The United States dollar is the world ‘s third most popular currency, according to data from the Bureau of Labor Statistics (BLS).
This week the dollar was trading at $1.0868 against the euro, and $1 .1067 against the Japanese yen, down from last week’s value of $1,201.
In 2016, the dollar’s price was at its highest level since 2002, when it was at $.967.
The average price of gold has climbed by $6,200 since February, according the Mint.
On the other side of the coin, the yuan has risen by $1 to $.9360, its strongest level in more than four years.
Gold has rallied almost $1 trillion since the start of the year, thanks in part to a run of strong U.S. economic data.
Gold has also gained more than 1,400 percent since the beginning of 2017, and gold prices are up nearly 8 percent since last August, according for Bloomberg.
“We are on a gold rally, a gold bull run,” says James Dolan, chief market strategist at Guggenheim Partners in New York.
“It’s not just a bull run in gold, it’s a bull market in gold.”
In a statement, the BLS said the price of U.s.
Treasuries surged to the highest level in five years in 2016, when they were trading at a low of $3.10 per ounce.

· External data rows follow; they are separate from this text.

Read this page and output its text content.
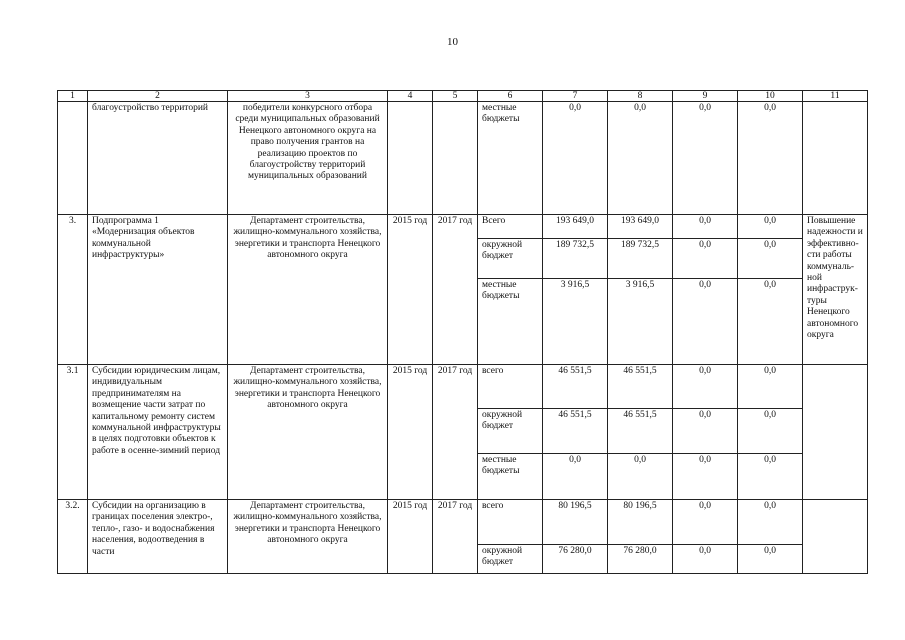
10
1	2	3	4	5	6	7	8	9	10	11
	благоустройство территорий	победители конкурсного отбора среди муниципальных образований Ненецкого автономного округа на право получения грантов на реализацию проектов по благоустройству территорий муниципальных образований			местные бюджеты	0,0	0,0	0,0	0,0	
3.	Подпрограмма 1 «Модернизация объектов коммунальной инфраструктуры»	Департамент строительства, жилищно-коммунального хозяйства, энергетики и транспорта Ненецкого автономного округа	2015 год	2017 год	Всего	193 649,0	193 649,0	0,0	0,0	Повышение надежности и эффективно-сти работы коммуналь-ной инфраструк-туры Ненецкого автономного округа
					окружной бюджет	189 732,5	189 732,5	0,0	0,0	
					местные бюджеты	3 916,5	3 916,5	0,0	0,0	
3.1	Субсидии юридическим лицам, индивидуальным предпринимателям на возмещение части затрат по капитальному ремонту систем коммунальной инфраструктуры в целях подготовки объектов к работе в осенне-зимний период	Департамент строительства, жилищно-коммунального хозяйства, энергетики и транспорта Ненецкого автономного округа	2015 год	2017 год	всего	46 551,5	46 551,5	0,0	0,0	
					окружной бюджет	46 551,5	46 551,5	0,0	0,0	
					местные бюджеты	0,0	0,0	0,0	0,0	
3.2.	Субсидии на организацию в границах поселения электро-, тепло-, газо- и водоснабжения населения, водоотведения в части	Департамент строительства, жилищно-коммунального хозяйства, энергетики и транспорта Ненецкого автономного округа	2015 год	2017 год	всего	80 196,5	80 196,5	0,0	0,0	
					окружной бюджет	76 280,0	76 280,0	0,0	0,0	
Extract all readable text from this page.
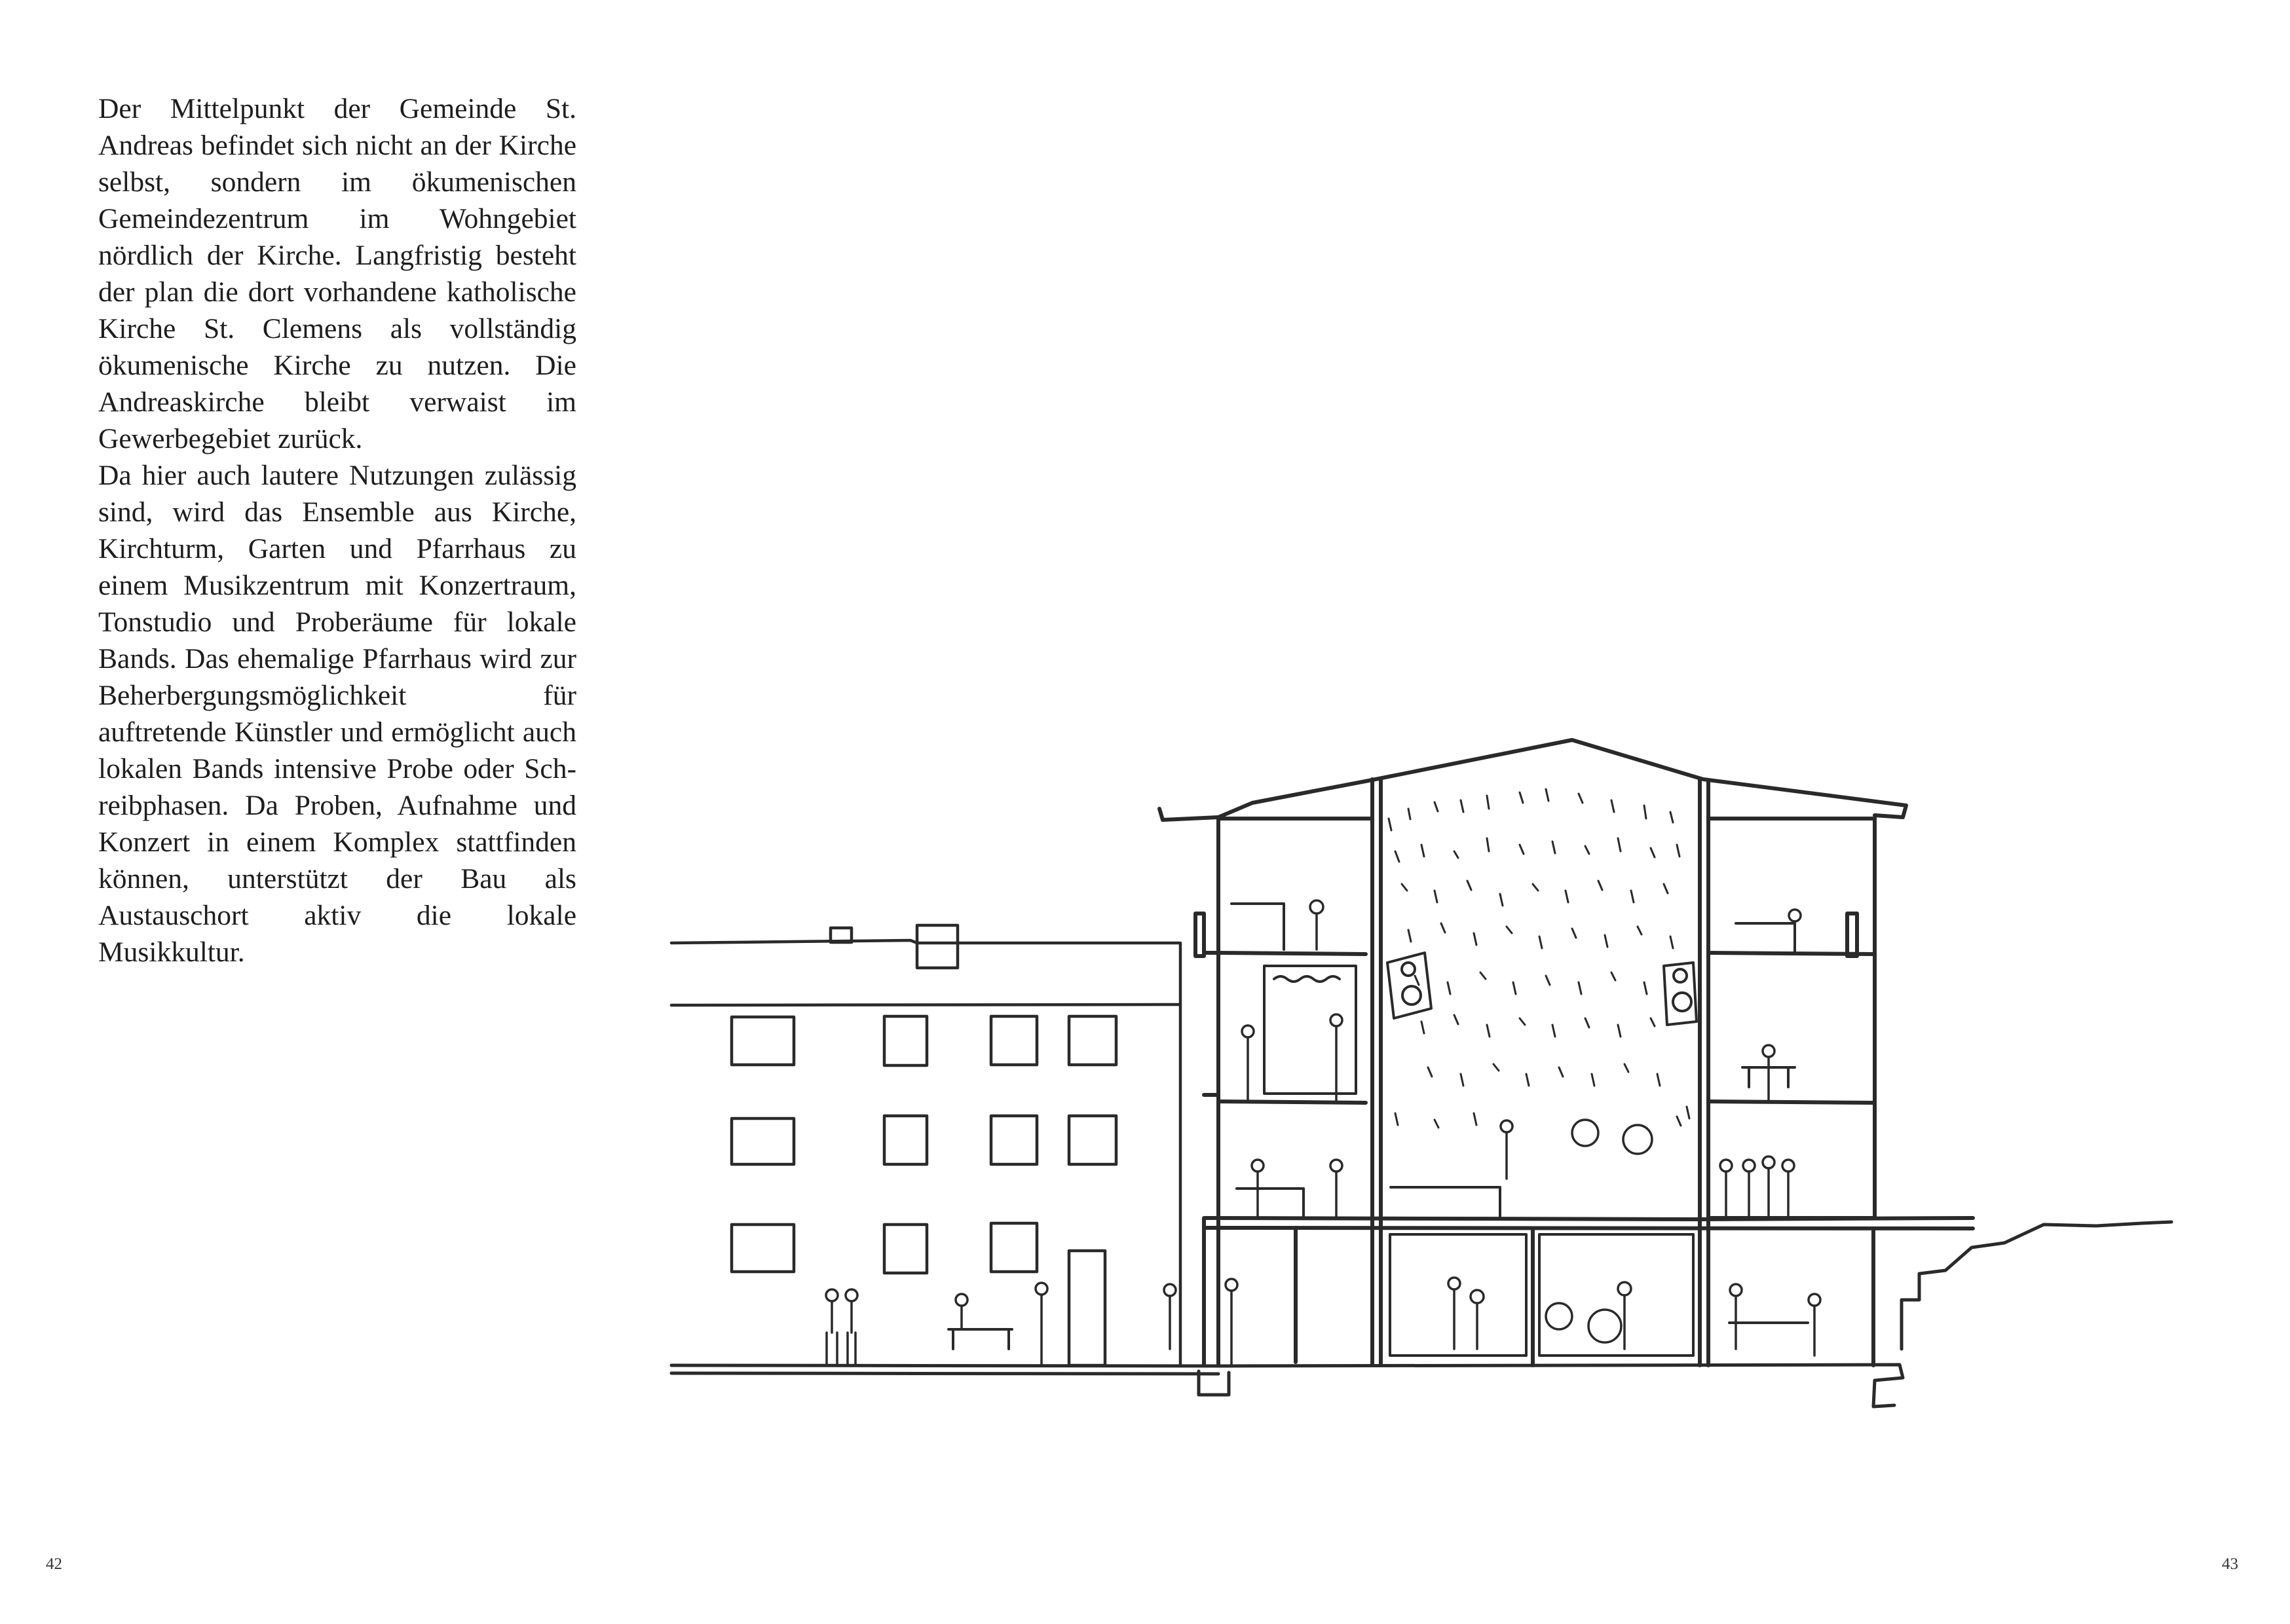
Der Mittelpunkt der Gemeinde St. Andreas befindet sich nicht an der Kirche selbst, sondern im ökumenischen Gemeindezentrum im Wohngebiet nördlich der Kirche. Langfristig besteht der plan die dort vorhandene katholische Kirche St. Clemens als vollständig ökumenische Kirche zu nutzen. Die Andreaskirche bleibt verwaist im Gewerbegebiet zurück.

Da hier auch lautere Nutzungen zulässig sind, wird das Ensemble aus Kirche, Kirchturm, Garten und Pfarrhaus zu einem Musikzentrum mit Konzertraum, Tonstudio und Proberäume für lokale Bands. Das ehemalige Pfarrhaus wird zur Beherbergungsmöglichkeit für auftretende Künstler und ermöglicht auch lokalen Bands intensive Probe oder Schreibphasen. Da Proben, Aufnahme und Konzert in einem Komplex stattfinden können, unterstützt der Bau als Austauschort aktiv die lokale Musikkultur.

42	43
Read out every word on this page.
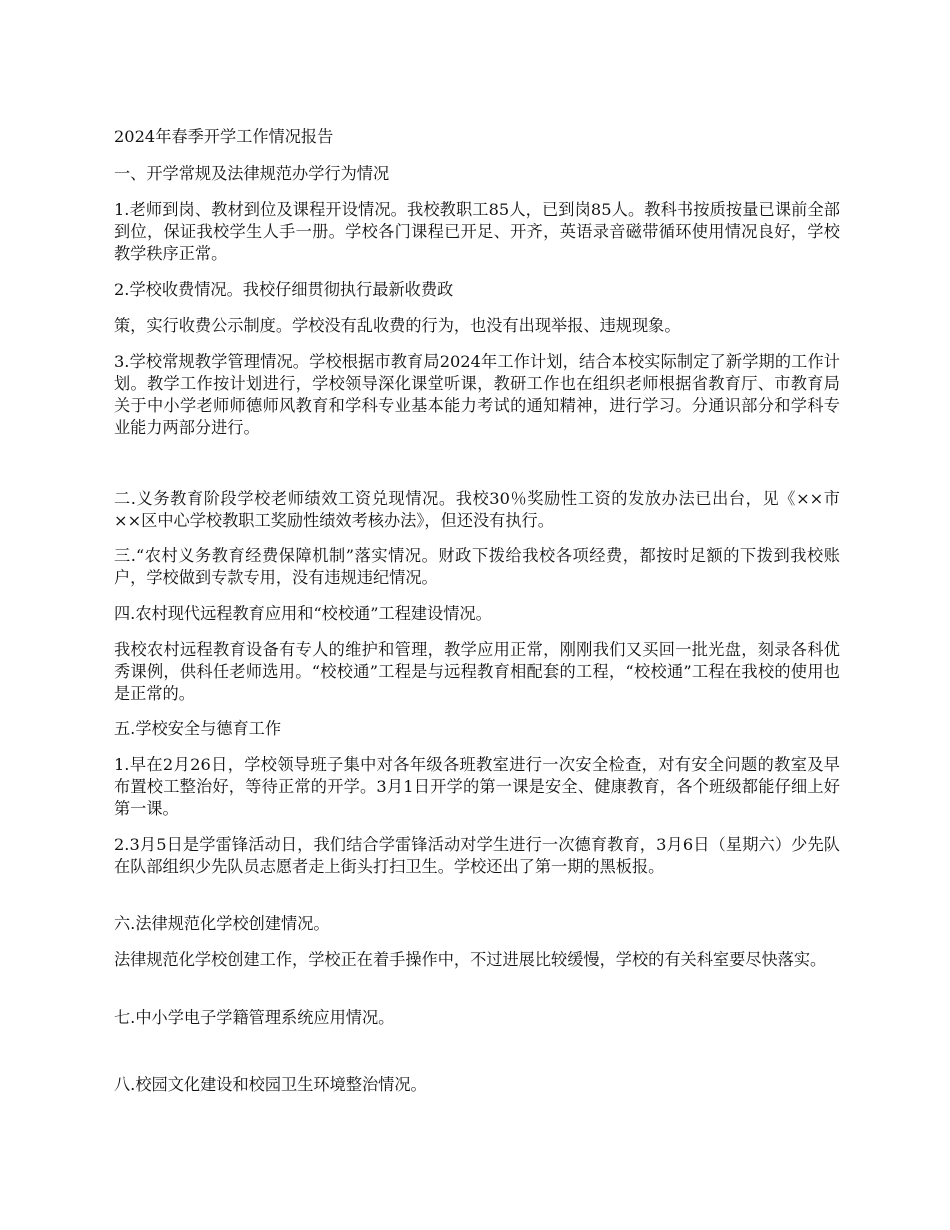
2024年春季开学工作情况报告

一、开学常规及法律规范办学行为情况

1.老师到岗、教材到位及课程开设情况。我校教职工85人，已到岗85人。教科书按质按量已课前全部到位，保证我校学生人手一册。学校各门课程已开足、开齐，英语录音磁带循环使用情况良好，学校教学秩序正常。

2.学校收费情况。我校仔细贯彻执行最新收费政

策，实行收费公示制度。学校没有乱收费的行为，也没有出现举报、违规现象。

3.学校常规教学管理情况。学校根据市教育局2024年工作计划，结合本校实际制定了新学期的工作计划。教学工作按计划进行，学校领导深化课堂听课，教研工作也在组织老师根据省教育厅、市教育局关于中小学老师师德师风教育和学科专业基本能力考试的通知精神，进行学习。分通识部分和学科专业能力两部分进行。

二.义务教育阶段学校老师绩效工资兑现情况。我校30％奖励性工资的发放办法已出台，见《××市××区中心学校教职工奖励性绩效考核办法》，但还没有执行。

三.“农村义务教育经费保障机制”落实情况。财政下拨给我校各项经费，都按时足额的下拨到我校账户，学校做到专款专用，没有违规违纪情况。

四.农村现代远程教育应用和“校校通”工程建设情况。

我校农村远程教育设备有专人的维护和管理，教学应用正常，刚刚我们又买回一批光盘，刻录各科优秀课例，供科任老师选用。“校校通”工程是与远程教育相配套的工程，“校校通”工程在我校的使用也是正常的。

五.学校安全与德育工作

1.早在2月26日，学校领导班子集中对各年级各班教室进行一次安全检查，对有安全问题的教室及早布置校工整治好，等待正常的开学。3月1日开学的第一课是安全、健康教育，各个班级都能仔细上好第一课。

2.3月5日是学雷锋活动日，我们结合学雷锋活动对学生进行一次德育教育，3月6日（星期六）少先队在队部组织少先队员志愿者走上街头打扫卫生。学校还出了第一期的黑板报。

六.法律规范化学校创建情况。

法律规范化学校创建工作，学校正在着手操作中，不过进展比较缓慢，学校的有关科室要尽快落实。

七.中小学电子学籍管理系统应用情况。

八.校园文化建设和校园卫生环境整治情况。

The bureau also noted that the average U.K. pound has climbed almost 3.8 percent in 2017, its best performance in more to two decades.
China has been a major market for gold.
According to the BPS, China accounted for over half of all global gold purchases in the first half of 2017.
Gold exports from China were $2.4 trillion, more than double the amount from 2014.
China has the world s largest reserves of gold and silver.
China accounts for more than two-thirds of global trade in gold.